Préparation à l'endurance.
Ces situations extrêmes impliquent une préparation étonnante. L'ostéopathe de l'équipe Peugeot-Total, Jean-Pierre Buisson, livre l'un de ses secrets pour préparer Petro Lamy, Stéphane Sarrazin, et les autres. Naturellement, comme tout sportif de haut niveau, les pilotes de F1 suivent des stages durant tout l'hiver pour s'entraîner, se détendre et renforcer l'esprit d'équipe. «Pas de contrainte ni de régime, nous leur donnons simplement des produits complémentaires, et un petit cocktail pour augmenter le pourpre rétinien et améliorer la vision nocturne», dit Jean-Pierre Buisson. L'essentiel de la préparation tourne autour l'endurance. «Cette année, on a insisté sur le travail en apnée, car il faut pouvoir respirer normalement pour oxygéner le cerveau, quelles que soient les circonstances dans le cockpit, précise- t-il. Aujourd'hui, tout est joué, et je leur conseille uniquement de se détendre.» Jean-Pierre Buisson ne redoute plus qu'une chose : les crampes. «C'est ennuyeux, le pilote n'est pas bien, tendu, va moins vite et ça l'énerve. Je fais tout ce qui est en mon pouvoir pour gommer ces contraintes et ce type de contrariétés.»

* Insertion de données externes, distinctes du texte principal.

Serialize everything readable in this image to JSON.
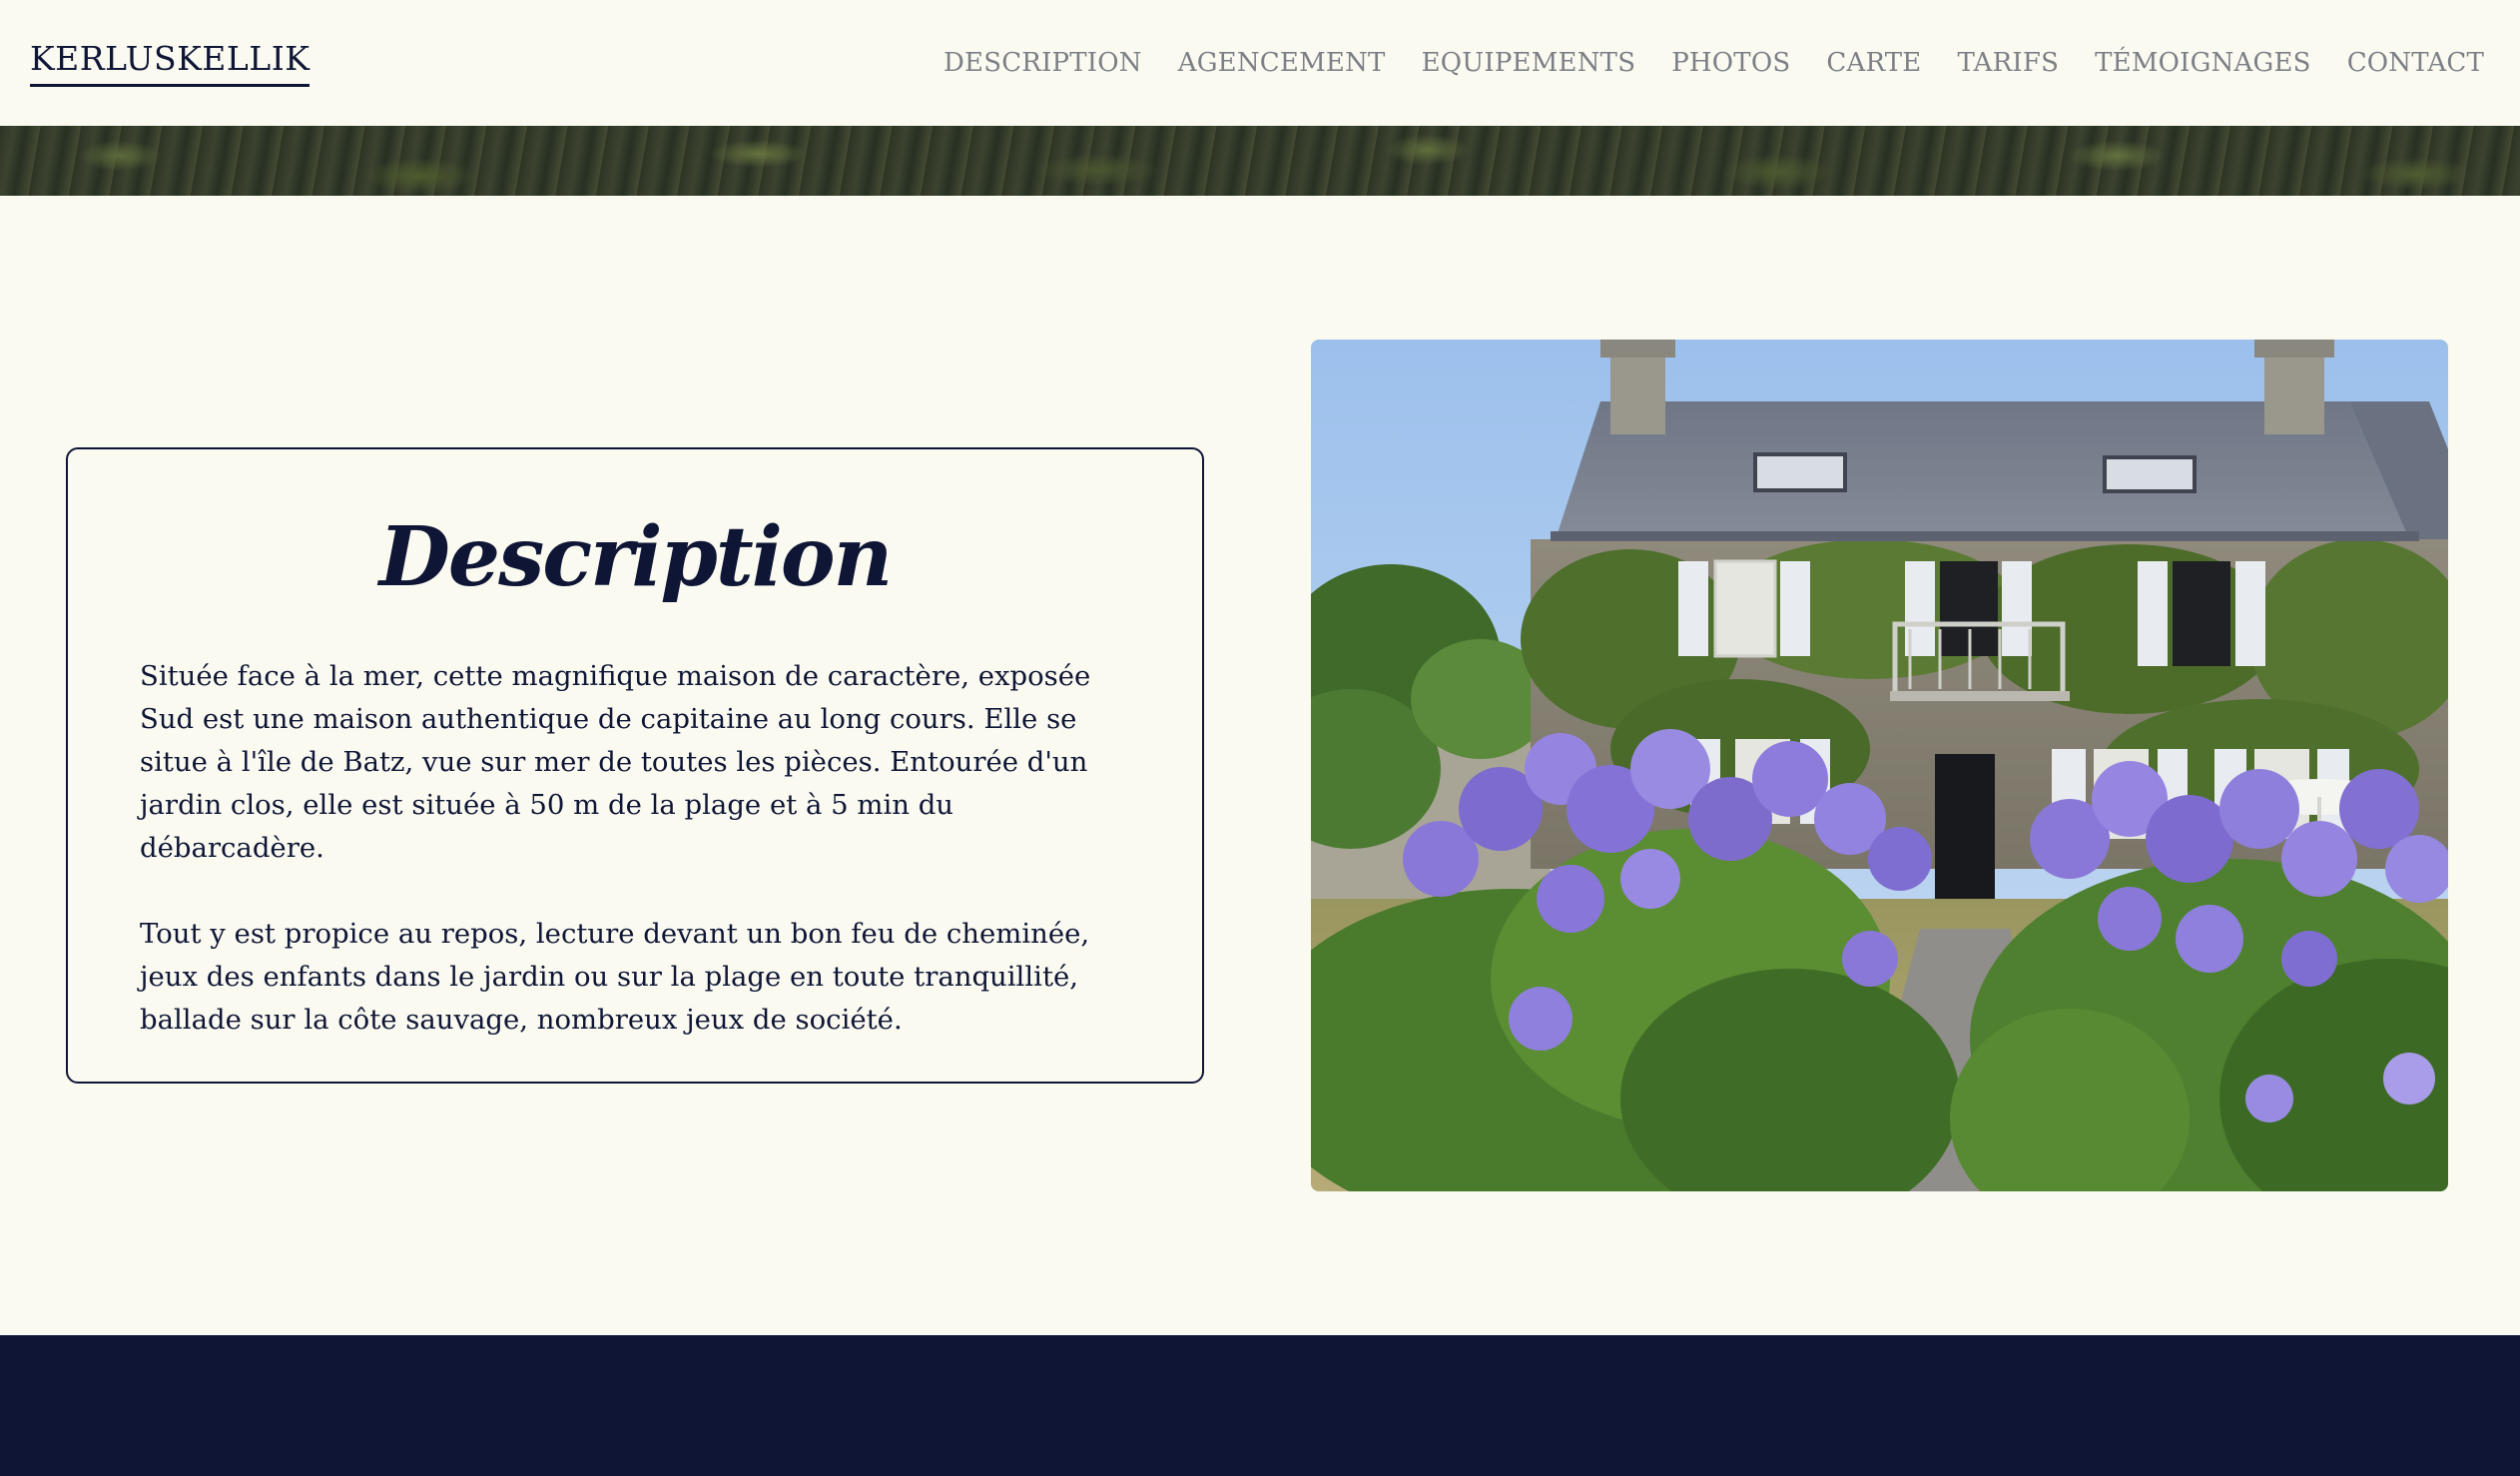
{
  "header": {
    "logo": "KERLUSKELLIK",
    "nav": [
      "DESCRIPTION",
      "AGENCEMENT",
      "EQUIPEMENTS",
      "PHOTOS",
      "CARTE",
      "TARIFS",
      "TÉMOIGNAGES",
      "CONTACT"
    ]
  },
  "description": {
    "title": "Description",
    "paragraph_1": "Située face à la mer, cette magnifique maison de caractère, exposée Sud est une maison authentique de capitaine au long cours. Elle se situe à l'île de Batz, vue sur mer de toutes les pièces. Entourée d'un jardin clos, elle est située à 50 m de la plage et à 5 min du débarcadère.",
    "paragraph_2": "Tout y est propice au repos, lecture devant un bon feu de cheminée, jeux des enfants dans le jardin ou sur la plage en toute tranquillité, ballade sur la côte sauvage, nombreux jeux de société."
  },
  "colors": {
    "background": "#fafaf1",
    "navy": "#0f1535",
    "nav_text": "#7c7f86"
  }
}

Le team manager de l'écurie Peugeot, Serge Saulnier, les a même fait travailler avec les pilotes de l'aéronavale, qui volent sur des Rafale, «pour étudier les phénomènes de pression du corps subis dans les deux disciplines». La tension nerveuse est extrême dans un cas comme dans l'autre. «Au décollage, les manches sont bloqués car les pilotes ont un trou noir, compte tenu de l'accélération. Nos pilotes de F1 doivent rester conscients en toutes circonstances et surtout ne pas décoller», plaisante le manager. C'est vite dit. Cette année, qui sera aussi l'occasion de célébrer le centenaire de la collaboration entre les pionniers de l'aviation américaine et l'ancien constructeur automobile sarthois Léon Bollée, les brides des moteurs essence seront augmentées de 3 % et le poids des véhicules abaissé à 900 kg. Dans ces conditions, pas facile de rester sur terre en frôlant le bitume à 310 km/h.